Leraren hebben deze vaardigheden ook nodig om leerlingen digitale geletterdheid bij te kunnen brengen. Digitale geletterdheid is onmisbaar in de huidige samenleving en wordt onderdeel van het vernieuwde curriculum. Scholen die nu al aan de slag willen, kunnen voor inspiratie en ondersteuning terecht bij het Expertisepunt digitale geletterdheid. Dat kan bijvoorbeeld aan de hand van praktijkverhalen van hoe scholen dat integreren in hun curriculum. Er zijn namelijk al een aantal voorlopers die dat uitstekend doen en het is heel goed om van elkaar te leren en door elkaar geïnspireerd te raken.

Voorzitter.
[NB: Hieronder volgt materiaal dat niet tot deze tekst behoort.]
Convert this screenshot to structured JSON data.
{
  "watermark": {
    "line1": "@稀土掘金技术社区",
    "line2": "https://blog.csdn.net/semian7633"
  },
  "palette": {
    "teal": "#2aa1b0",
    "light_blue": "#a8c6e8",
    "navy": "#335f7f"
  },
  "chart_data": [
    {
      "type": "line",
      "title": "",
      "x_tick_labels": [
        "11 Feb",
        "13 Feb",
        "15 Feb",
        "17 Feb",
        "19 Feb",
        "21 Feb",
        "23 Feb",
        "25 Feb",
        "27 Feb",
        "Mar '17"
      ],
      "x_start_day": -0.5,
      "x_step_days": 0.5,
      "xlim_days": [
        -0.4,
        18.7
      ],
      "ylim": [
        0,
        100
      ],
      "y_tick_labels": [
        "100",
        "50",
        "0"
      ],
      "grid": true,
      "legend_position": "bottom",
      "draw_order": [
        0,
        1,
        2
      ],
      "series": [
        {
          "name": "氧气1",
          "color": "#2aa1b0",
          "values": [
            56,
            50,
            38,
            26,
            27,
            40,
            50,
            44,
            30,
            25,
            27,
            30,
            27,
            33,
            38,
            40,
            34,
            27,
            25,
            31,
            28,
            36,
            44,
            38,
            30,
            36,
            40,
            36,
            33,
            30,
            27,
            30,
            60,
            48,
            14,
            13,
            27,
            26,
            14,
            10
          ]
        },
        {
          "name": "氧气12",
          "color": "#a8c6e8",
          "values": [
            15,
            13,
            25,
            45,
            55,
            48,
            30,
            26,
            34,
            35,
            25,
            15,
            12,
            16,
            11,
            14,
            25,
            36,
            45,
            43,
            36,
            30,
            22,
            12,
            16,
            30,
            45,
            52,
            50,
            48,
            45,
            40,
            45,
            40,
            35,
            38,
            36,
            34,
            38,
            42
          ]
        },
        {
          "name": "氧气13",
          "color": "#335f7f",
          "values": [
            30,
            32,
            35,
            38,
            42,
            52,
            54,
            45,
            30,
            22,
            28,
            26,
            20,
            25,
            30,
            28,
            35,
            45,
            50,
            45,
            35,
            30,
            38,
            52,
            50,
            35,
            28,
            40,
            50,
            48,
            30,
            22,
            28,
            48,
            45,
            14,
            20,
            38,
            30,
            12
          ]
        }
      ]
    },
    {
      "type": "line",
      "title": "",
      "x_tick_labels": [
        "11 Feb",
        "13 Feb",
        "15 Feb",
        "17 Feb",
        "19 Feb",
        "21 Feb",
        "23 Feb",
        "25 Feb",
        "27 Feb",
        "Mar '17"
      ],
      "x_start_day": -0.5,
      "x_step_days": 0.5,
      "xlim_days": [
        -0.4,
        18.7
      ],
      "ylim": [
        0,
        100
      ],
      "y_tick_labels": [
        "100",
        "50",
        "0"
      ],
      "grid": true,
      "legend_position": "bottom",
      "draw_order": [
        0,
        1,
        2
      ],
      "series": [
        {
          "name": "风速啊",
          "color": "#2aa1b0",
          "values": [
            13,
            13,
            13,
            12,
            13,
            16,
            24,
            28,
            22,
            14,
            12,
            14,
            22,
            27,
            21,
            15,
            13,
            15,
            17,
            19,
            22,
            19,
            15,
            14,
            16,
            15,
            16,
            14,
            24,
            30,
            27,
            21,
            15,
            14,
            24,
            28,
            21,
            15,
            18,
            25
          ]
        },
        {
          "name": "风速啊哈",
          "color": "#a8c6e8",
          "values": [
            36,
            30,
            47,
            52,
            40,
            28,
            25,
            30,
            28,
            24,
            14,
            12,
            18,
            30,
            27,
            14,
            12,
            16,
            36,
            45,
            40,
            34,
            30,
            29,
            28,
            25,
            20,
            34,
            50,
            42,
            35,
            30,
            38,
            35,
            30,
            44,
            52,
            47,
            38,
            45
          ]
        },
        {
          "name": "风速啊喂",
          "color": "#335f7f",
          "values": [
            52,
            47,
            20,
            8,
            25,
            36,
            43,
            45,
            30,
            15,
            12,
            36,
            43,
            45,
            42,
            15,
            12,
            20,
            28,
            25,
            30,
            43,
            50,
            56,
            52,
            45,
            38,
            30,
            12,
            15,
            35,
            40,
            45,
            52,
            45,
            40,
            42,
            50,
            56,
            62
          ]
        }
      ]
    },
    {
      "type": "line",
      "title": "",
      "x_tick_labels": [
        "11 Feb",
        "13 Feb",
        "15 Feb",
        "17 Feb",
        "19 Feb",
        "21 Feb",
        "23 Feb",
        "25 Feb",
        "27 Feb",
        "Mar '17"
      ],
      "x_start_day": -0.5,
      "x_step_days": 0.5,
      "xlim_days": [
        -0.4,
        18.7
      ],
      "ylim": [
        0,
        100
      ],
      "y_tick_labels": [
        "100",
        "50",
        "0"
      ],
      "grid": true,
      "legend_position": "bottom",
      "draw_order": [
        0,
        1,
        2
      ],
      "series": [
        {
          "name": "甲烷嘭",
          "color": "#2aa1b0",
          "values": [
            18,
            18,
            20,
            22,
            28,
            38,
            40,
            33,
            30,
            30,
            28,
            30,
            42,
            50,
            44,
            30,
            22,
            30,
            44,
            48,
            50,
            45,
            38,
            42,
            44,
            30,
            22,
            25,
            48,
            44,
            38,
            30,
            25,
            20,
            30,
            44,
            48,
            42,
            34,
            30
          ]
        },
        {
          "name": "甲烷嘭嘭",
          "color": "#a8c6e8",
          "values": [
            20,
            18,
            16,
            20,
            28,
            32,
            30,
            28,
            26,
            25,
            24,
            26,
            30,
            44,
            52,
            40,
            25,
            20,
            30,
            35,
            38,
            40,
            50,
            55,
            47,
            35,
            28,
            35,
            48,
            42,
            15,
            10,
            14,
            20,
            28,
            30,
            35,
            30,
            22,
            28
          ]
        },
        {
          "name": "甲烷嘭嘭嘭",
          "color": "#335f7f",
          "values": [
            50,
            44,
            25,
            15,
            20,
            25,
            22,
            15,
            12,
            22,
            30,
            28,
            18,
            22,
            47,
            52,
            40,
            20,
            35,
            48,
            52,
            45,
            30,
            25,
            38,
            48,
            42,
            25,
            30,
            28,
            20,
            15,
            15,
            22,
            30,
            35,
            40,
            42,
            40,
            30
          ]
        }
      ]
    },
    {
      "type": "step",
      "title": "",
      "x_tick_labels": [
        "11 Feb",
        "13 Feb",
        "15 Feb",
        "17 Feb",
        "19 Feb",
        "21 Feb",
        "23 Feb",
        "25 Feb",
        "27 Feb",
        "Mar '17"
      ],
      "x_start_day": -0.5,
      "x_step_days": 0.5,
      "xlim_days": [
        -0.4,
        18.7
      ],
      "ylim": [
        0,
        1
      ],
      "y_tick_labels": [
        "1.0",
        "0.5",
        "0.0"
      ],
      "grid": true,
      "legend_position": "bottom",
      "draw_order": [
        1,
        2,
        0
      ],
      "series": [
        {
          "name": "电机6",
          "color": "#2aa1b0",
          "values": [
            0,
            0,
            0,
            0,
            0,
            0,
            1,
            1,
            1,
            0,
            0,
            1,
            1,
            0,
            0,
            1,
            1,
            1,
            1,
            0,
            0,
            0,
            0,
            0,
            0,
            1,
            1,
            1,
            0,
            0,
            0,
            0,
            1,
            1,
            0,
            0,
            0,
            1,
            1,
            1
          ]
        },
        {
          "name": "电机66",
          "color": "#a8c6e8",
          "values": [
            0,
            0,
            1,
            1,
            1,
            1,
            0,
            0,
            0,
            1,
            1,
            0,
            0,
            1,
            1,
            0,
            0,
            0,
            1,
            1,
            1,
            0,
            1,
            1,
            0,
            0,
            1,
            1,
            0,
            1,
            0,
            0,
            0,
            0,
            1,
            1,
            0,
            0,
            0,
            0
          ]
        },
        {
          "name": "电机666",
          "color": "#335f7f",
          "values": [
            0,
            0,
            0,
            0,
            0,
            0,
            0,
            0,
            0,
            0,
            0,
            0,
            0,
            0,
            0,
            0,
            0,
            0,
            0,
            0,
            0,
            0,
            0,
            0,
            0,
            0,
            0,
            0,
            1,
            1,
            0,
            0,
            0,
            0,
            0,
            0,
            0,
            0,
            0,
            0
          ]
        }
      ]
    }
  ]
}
Dan ga ik nu over tot de vragen. Ik begin met de vraag van mevrouw Rooderkerk en de heer Kisteman hoe we gaan regelen dat al het lesmateriaal vanaf de bron toegankelijk is, specifiek ook voor leerlingen met een zintuiglijke beperking; daar vroeg de heer Kisteman expliciet naar. Om uitgevers te helpen het lesmateriaal vanaf de bron toegankelijk te maken, zijn diverse tools en handreikingen ontwikkeld, die beschikbaar zijn op inclusiefpubliceren.nl. Daarnaast verstrekt mijn ministerie subsidies aan organisaties zoals Dedicon en Stichting Toegankelijke Informatie om leermiddelen toegankelijk te maken voor leerlingen met bijvoorbeeld dyslexie of een zintuiglijke beperking. Daarnaast geven we een extra boost in het programma Impuls Open Leermateriaal, dat vanuit het Groeifonds in ieder geval financieel aangejaagd wordt.
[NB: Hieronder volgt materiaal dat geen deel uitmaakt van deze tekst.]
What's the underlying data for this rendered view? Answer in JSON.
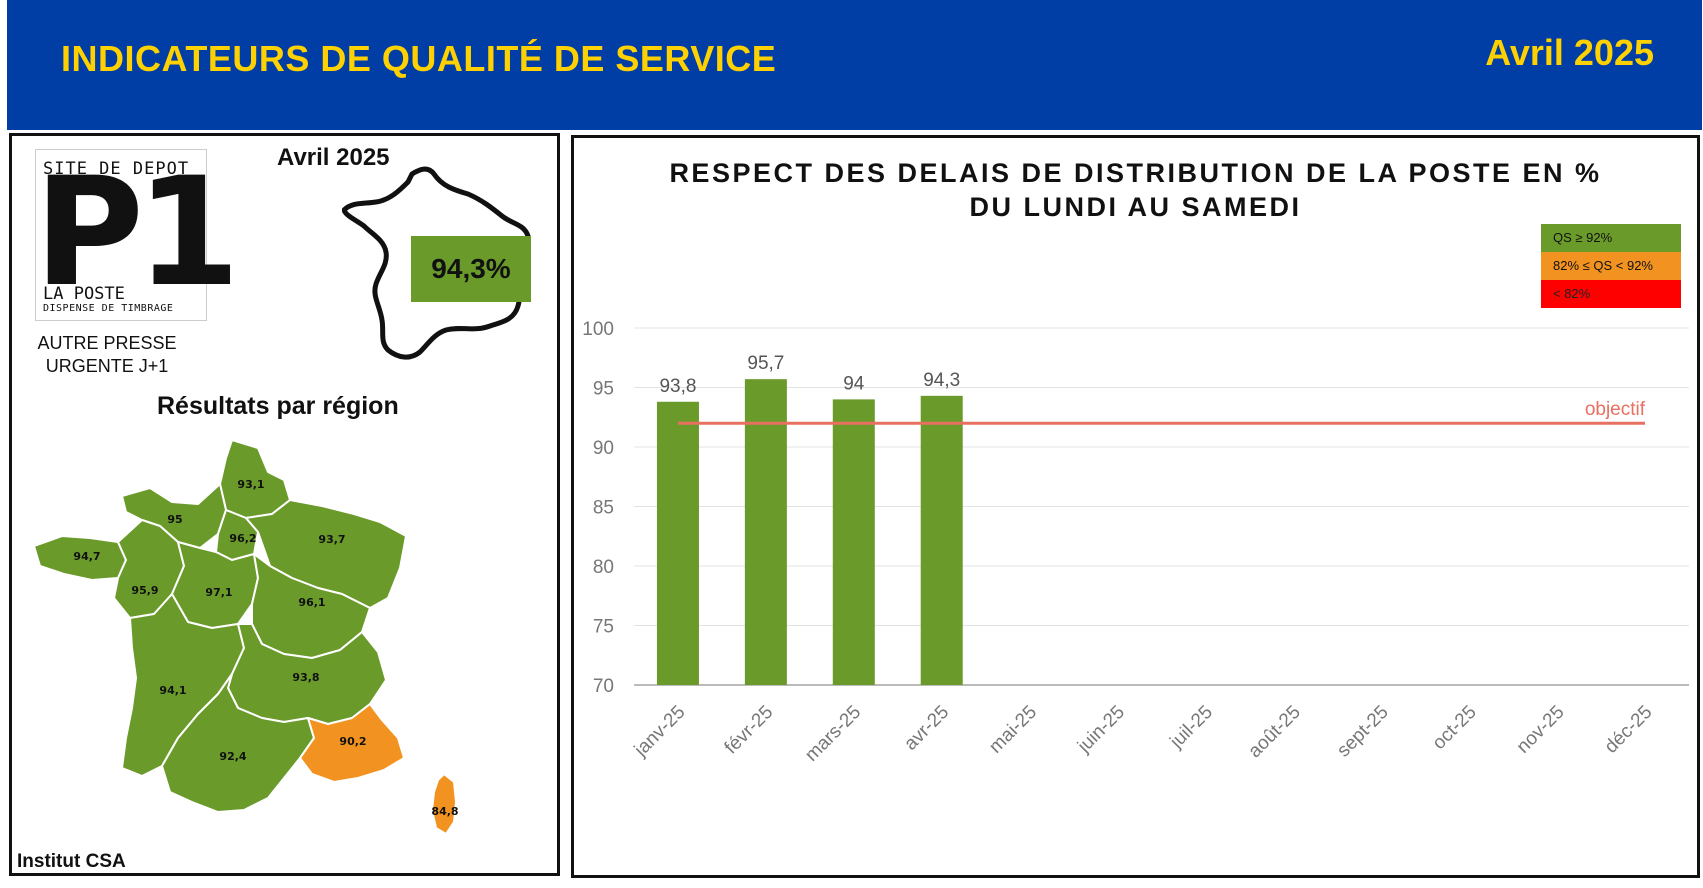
{
  "header": {
    "title": "INDICATEURS DE QUALITÉ DE SERVICE",
    "date": "Avril 2025"
  },
  "colors": {
    "header_bg": "#003da5",
    "header_text": "#ffd100",
    "ok": "#6a9a2a",
    "warn": "#f29321",
    "bad": "#ff0000",
    "objective_line": "#e87060"
  },
  "left": {
    "logo": {
      "top_text": "SITE DE DEPOT",
      "big_text": "P1",
      "brand": "LA POSTE",
      "sub": "DISPENSE DE TIMBRAGE"
    },
    "service_line1": "AUTRE PRESSE",
    "service_line2": "URGENTE J+1",
    "date": "Avril 2025",
    "national_value": "94,3%",
    "regions_title": "Résultats par région",
    "regions": [
      {
        "value": "93,1",
        "status": "ok"
      },
      {
        "value": "95",
        "status": "ok"
      },
      {
        "value": "96,2",
        "status": "ok"
      },
      {
        "value": "93,7",
        "status": "ok"
      },
      {
        "value": "94,7",
        "status": "ok"
      },
      {
        "value": "95,9",
        "status": "ok"
      },
      {
        "value": "97,1",
        "status": "ok"
      },
      {
        "value": "96,1",
        "status": "ok"
      },
      {
        "value": "94,1",
        "status": "ok"
      },
      {
        "value": "93,8",
        "status": "ok"
      },
      {
        "value": "92,4",
        "status": "ok"
      },
      {
        "value": "90,2",
        "status": "warn"
      },
      {
        "value": "84,8",
        "status": "warn"
      }
    ],
    "source": "Institut CSA"
  },
  "chart_data": {
    "type": "bar",
    "title_line1": "RESPECT DES DELAIS DE DISTRIBUTION DE LA POSTE EN %",
    "title_line2": "DU LUNDI AU SAMEDI",
    "categories": [
      "janv-25",
      "févr-25",
      "mars-25",
      "avr-25",
      "mai-25",
      "juin-25",
      "juil-25",
      "août-25",
      "sept-25",
      "oct-25",
      "nov-25",
      "déc-25"
    ],
    "values": [
      93.8,
      95.7,
      94,
      94.3,
      null,
      null,
      null,
      null,
      null,
      null,
      null,
      null
    ],
    "value_labels": [
      "93,8",
      "95,7",
      "94",
      "94,3",
      "",
      "",
      "",
      "",
      "",
      "",
      "",
      ""
    ],
    "ylim": [
      70,
      100
    ],
    "yticks": [
      70,
      75,
      80,
      85,
      90,
      95,
      100
    ],
    "objective": {
      "value": 92,
      "label": "objectif"
    },
    "legend": [
      {
        "label": "QS ≥ 92%",
        "color": "#6a9a2a",
        "text_color": "#111"
      },
      {
        "label": "82% ≤ QS < 92%",
        "color": "#f29321",
        "text_color": "#111"
      },
      {
        "label": "< 82%",
        "color": "#ff0000",
        "text_color": "#222"
      }
    ],
    "grid": true
  }
}
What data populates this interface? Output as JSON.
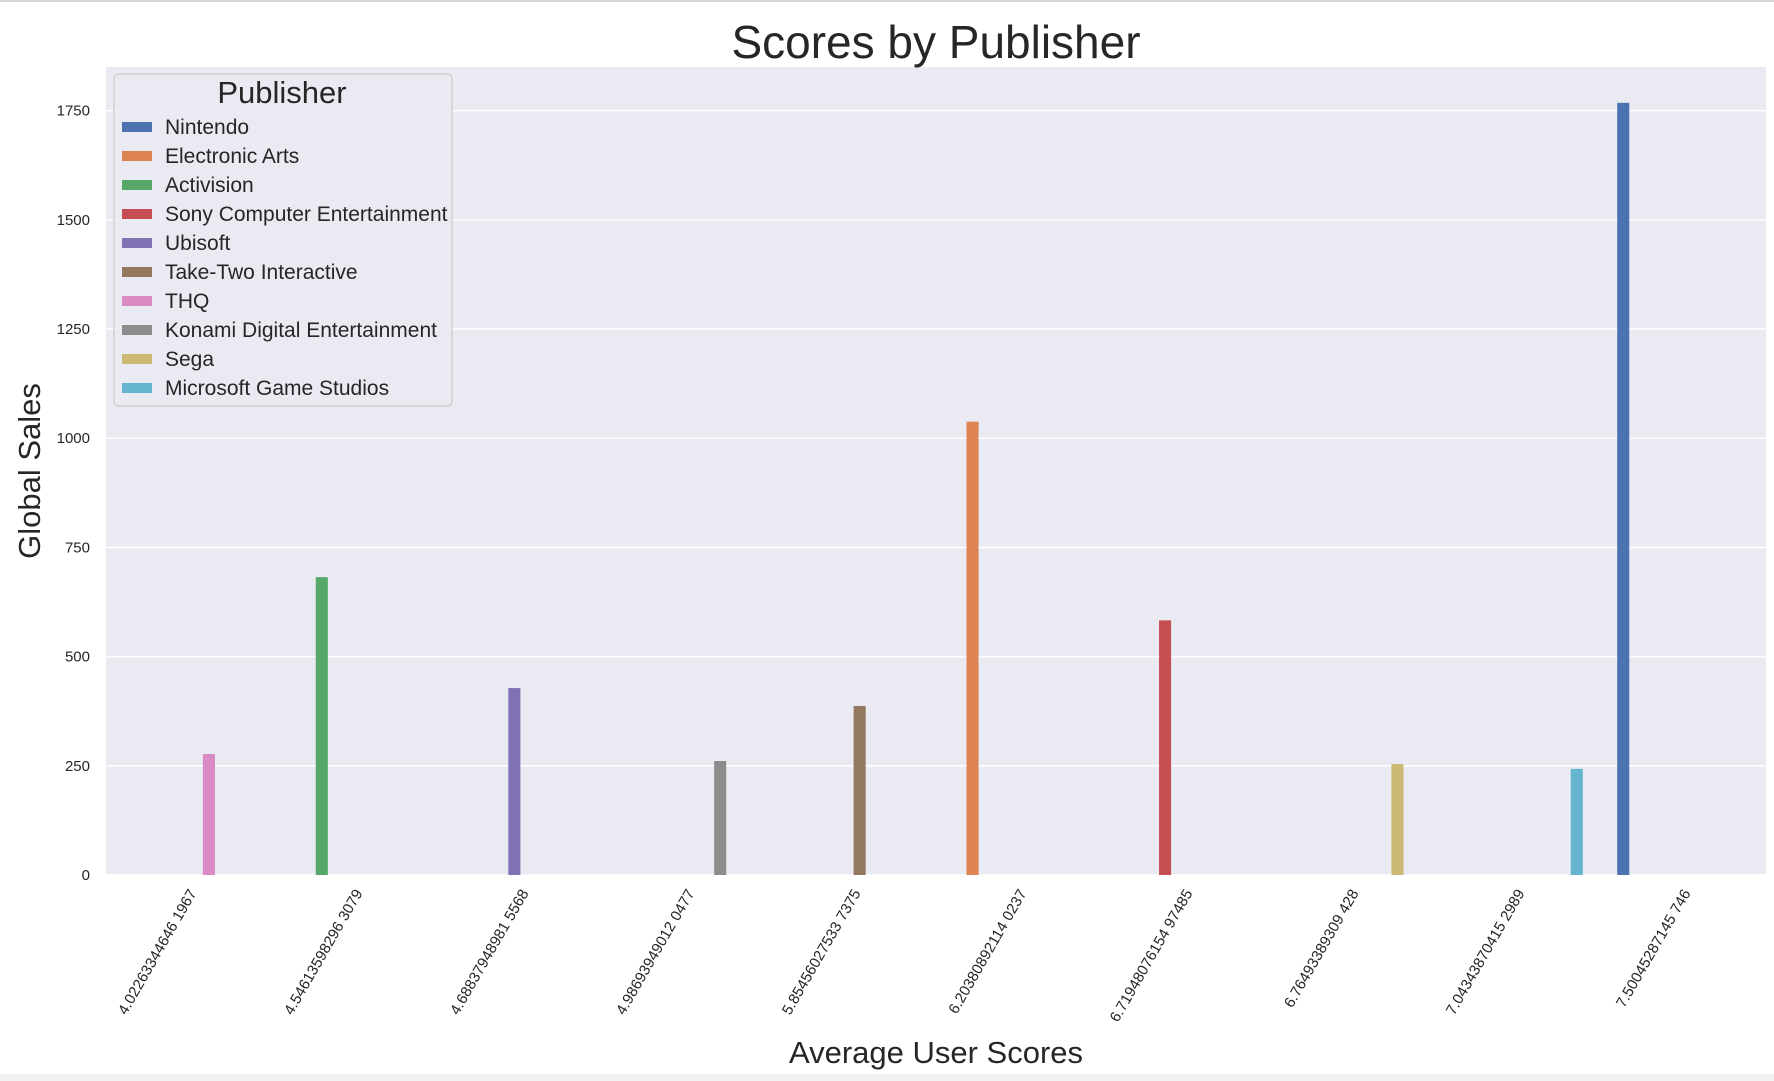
{
  "chart_data": {
    "type": "bar",
    "title": "Scores by Publisher",
    "xlabel": "Average User Scores",
    "ylabel": "Global Sales",
    "ylim": [
      0,
      1850
    ],
    "yticks": [
      0,
      250,
      500,
      750,
      1000,
      1250,
      1500,
      1750
    ],
    "grid": true,
    "legend": {
      "title": "Publisher",
      "placement": "top-left"
    },
    "categories": [
      "4.02263344646 1967",
      "4.54613598296 3079",
      "4.68837948981 5568",
      "4.98693949012 0477",
      "5.85456027533 7375",
      "6.20380892114 0237",
      "6.71948076154 97485",
      "6.76493389309 428",
      "7.04343870415 2989",
      "7.50045287145 746"
    ],
    "series": [
      {
        "name": "Nintendo",
        "color": "#4c72b0",
        "values": [
          null,
          null,
          null,
          null,
          null,
          null,
          null,
          null,
          null,
          1768
        ]
      },
      {
        "name": "Electronic Arts",
        "color": "#dd8452",
        "values": [
          null,
          null,
          null,
          null,
          null,
          1038,
          null,
          null,
          null,
          null
        ]
      },
      {
        "name": "Activision",
        "color": "#55a868",
        "values": [
          null,
          682,
          null,
          null,
          null,
          null,
          null,
          null,
          null,
          null
        ]
      },
      {
        "name": "Sony Computer Entertainment",
        "color": "#c44e52",
        "values": [
          null,
          null,
          null,
          null,
          null,
          null,
          583,
          null,
          null,
          null
        ]
      },
      {
        "name": "Ubisoft",
        "color": "#8172b3",
        "values": [
          null,
          null,
          428,
          null,
          null,
          null,
          null,
          null,
          null,
          null
        ]
      },
      {
        "name": "Take-Two Interactive",
        "color": "#937860",
        "values": [
          null,
          null,
          null,
          null,
          387,
          null,
          null,
          null,
          null,
          null
        ]
      },
      {
        "name": "THQ",
        "color": "#da8bc3",
        "values": [
          277,
          null,
          null,
          null,
          null,
          null,
          null,
          null,
          null,
          null
        ]
      },
      {
        "name": "Konami Digital Entertainment",
        "color": "#8c8c8c",
        "values": [
          null,
          null,
          null,
          261,
          null,
          null,
          null,
          null,
          null,
          null
        ]
      },
      {
        "name": "Sega",
        "color": "#ccb974",
        "values": [
          null,
          null,
          null,
          null,
          null,
          null,
          null,
          254,
          null,
          null
        ]
      },
      {
        "name": "Microsoft Game Studios",
        "color": "#64b5cd",
        "values": [
          null,
          null,
          null,
          null,
          null,
          null,
          null,
          null,
          243,
          null
        ]
      }
    ]
  }
}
Daarmee zetten we in op het verbeteren van de toegankelijk van leermiddelen in brede zin, maar heel specifiek ook voor leerlingen in het gespecialiseerd onderwijs met een extra ondersteuningsbehoefte. Dat loopt allemaal. Ik durf wel te zeggen dat dat best wel heel strak loopt, maar we gaan de komende periode toch nog kijken waar specifieke knelpunten zijn op het gebied van die toegankelijkheid en hoe we die kunnen verhelpen met de verschillende initiatieven die lopen. Daarbij nemen we ook de vraag mee of het nodig is om standaarden, normen en richtlijnen te ontwikkelen. Dat is dus werk in uitvoering.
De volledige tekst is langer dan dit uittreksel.